Pourtant, en discutant de cet accro avec le bon employé, le gestionnaire aurait renforci le sentiment que le travail de celui-ci est important et qu’on compte sur lui. De plus, il aurait évité une frustration à la deuxième employée qui, dans cette situation, a l’impression qu’elle doit simplement adapter son travail aux comportements des autres et travailler plus vite lorsque ses collègues ne remettent pas leurs rapports. Ainsi, lorsque la situation se reproduit une deuxième fois, cette employée se met à bâcler son travail, frustrée de ne pas être plus considérée. Avec une évaluation annuelle seulement, la deuxième employée recevra une mauvaise évaluation. Une rencontre plus régulière avec les deux employés aurait permis de clarifier la situation, de prendre conscience que le travail de l’un a un impact sur le travail de l’autre, de s’expliquer et de s’excuser. Finalement, une solution aurait pu être trouvée pour éviter la répétition de la situation. Parfois, avec le temps, une bagatelle devient une montagne.

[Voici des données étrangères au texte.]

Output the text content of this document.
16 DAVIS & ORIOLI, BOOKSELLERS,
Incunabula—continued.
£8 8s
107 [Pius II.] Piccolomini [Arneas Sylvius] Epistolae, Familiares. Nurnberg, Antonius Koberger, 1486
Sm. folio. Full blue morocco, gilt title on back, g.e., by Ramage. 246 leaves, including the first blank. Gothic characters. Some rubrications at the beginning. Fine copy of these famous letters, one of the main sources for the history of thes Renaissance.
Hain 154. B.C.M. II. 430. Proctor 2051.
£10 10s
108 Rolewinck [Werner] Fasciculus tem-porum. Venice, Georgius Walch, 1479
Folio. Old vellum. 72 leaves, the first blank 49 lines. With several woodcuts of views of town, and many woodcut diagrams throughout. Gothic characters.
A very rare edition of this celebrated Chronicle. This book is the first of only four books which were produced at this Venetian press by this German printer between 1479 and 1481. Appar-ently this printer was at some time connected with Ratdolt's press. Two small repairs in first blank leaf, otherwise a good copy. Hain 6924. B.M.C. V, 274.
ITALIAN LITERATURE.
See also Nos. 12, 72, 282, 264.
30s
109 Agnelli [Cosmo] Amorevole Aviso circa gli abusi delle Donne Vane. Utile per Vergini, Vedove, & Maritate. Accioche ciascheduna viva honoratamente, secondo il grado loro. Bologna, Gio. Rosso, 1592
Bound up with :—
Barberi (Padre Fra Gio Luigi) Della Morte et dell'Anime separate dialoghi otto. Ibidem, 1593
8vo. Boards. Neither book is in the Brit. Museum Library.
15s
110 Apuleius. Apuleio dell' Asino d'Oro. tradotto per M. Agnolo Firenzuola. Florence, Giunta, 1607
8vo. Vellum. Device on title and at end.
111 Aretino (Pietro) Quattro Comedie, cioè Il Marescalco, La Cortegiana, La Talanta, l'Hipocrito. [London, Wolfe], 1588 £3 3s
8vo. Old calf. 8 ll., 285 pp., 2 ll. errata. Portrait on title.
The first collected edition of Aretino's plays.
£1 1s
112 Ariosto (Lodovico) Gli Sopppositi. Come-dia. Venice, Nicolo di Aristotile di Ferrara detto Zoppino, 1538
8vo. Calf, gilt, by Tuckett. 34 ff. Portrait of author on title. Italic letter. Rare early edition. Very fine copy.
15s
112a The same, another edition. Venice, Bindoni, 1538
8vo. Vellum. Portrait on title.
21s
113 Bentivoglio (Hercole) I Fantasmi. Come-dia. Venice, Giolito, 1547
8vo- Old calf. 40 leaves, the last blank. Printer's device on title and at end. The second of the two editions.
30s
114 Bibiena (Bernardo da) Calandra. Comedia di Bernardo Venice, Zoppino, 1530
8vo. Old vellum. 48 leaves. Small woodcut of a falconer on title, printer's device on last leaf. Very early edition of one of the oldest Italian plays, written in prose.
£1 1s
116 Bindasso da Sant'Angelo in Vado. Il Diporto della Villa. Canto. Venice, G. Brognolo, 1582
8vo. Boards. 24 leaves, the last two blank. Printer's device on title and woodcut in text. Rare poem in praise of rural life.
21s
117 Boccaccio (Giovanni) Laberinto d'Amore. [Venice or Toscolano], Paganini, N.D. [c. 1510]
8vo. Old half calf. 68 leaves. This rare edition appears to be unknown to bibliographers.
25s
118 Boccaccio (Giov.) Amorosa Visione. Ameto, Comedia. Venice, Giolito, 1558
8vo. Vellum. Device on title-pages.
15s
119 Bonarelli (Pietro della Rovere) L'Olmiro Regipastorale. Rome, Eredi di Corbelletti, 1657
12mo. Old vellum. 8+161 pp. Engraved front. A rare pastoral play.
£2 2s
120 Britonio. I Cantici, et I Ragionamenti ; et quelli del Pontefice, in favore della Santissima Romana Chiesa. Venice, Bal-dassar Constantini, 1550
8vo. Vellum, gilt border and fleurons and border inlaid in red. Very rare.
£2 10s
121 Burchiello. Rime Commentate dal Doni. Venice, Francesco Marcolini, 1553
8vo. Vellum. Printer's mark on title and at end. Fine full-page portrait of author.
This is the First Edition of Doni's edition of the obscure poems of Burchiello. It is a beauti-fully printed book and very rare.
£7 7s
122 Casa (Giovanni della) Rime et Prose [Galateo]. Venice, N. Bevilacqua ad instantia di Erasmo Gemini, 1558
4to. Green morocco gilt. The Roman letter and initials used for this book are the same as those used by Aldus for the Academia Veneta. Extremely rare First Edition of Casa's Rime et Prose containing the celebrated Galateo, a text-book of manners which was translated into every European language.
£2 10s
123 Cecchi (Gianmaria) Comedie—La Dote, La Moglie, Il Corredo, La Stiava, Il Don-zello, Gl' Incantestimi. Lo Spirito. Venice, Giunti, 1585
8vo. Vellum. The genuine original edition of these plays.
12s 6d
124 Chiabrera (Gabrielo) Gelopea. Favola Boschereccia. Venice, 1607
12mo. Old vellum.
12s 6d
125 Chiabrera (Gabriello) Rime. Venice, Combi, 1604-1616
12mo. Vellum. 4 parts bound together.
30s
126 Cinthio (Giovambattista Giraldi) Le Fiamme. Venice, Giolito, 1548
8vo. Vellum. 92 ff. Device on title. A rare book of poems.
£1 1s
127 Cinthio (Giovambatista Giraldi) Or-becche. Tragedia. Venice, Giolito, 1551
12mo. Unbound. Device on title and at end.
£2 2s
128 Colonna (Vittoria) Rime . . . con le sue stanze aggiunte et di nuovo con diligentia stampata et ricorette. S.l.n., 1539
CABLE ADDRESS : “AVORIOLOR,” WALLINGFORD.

Comment séduire des employés potentiels?

Devenir un employeur de choix est de plus en plus tendance et pour cause, la pénurie de main-d’œuvre frappe déjà plusieurs entreprises québécoises. Mais qu’est-ce que recherchent véritablement les travailleurs? Un récent sondage canadien de Randstad affirme qu’un employé est attiré par la sécurité d’emploi (65 %), un bon salaire (61 %), une bonne atmosphère de travail (54 %), la santé financière de l’entreprise (45 %), les possibilités de progression de carrière (36 %), la conciliation travail-famille (36 %) et le type de travail (34 %).

Plus précisément, les hommes apprécient les entreprises reconnues, solides financièrement, qui offrent des opportunités de carrière à l'échelle internationale et offrent de la formation. Les femmes préfèrent les horaires de travail flexibles, un travail à proximité, une atmosphère de travail agréable, un salaire compétitif et une bonne conciliation travail-famille.

Entrevue d’embauche, regardez au lieu d’écouter

Difficile parfois de démêler la vérité dans les réponses des candidats. Certains affirment préférer le travail d’équipe alors qu’ils pratiquent davantage des sports solitaires. Alors, comment trouver la vérité? Le corps serait plus honnête.

Lorsque le candidat se croise les bras alors que vous lui demandez s’il aimerait suivre des formations en cours d’emploi, vous pouvez croire qu’il n’en a pas vraiment envie. S’il se tient sur le bout de sa chaise et penche son corps dans votre direction, il est au contraire très intéressé. La synergologie est l’étude du langage du corps. Cette science pourrait nous aider à détecter le vrai du faux. Restez donc alerte.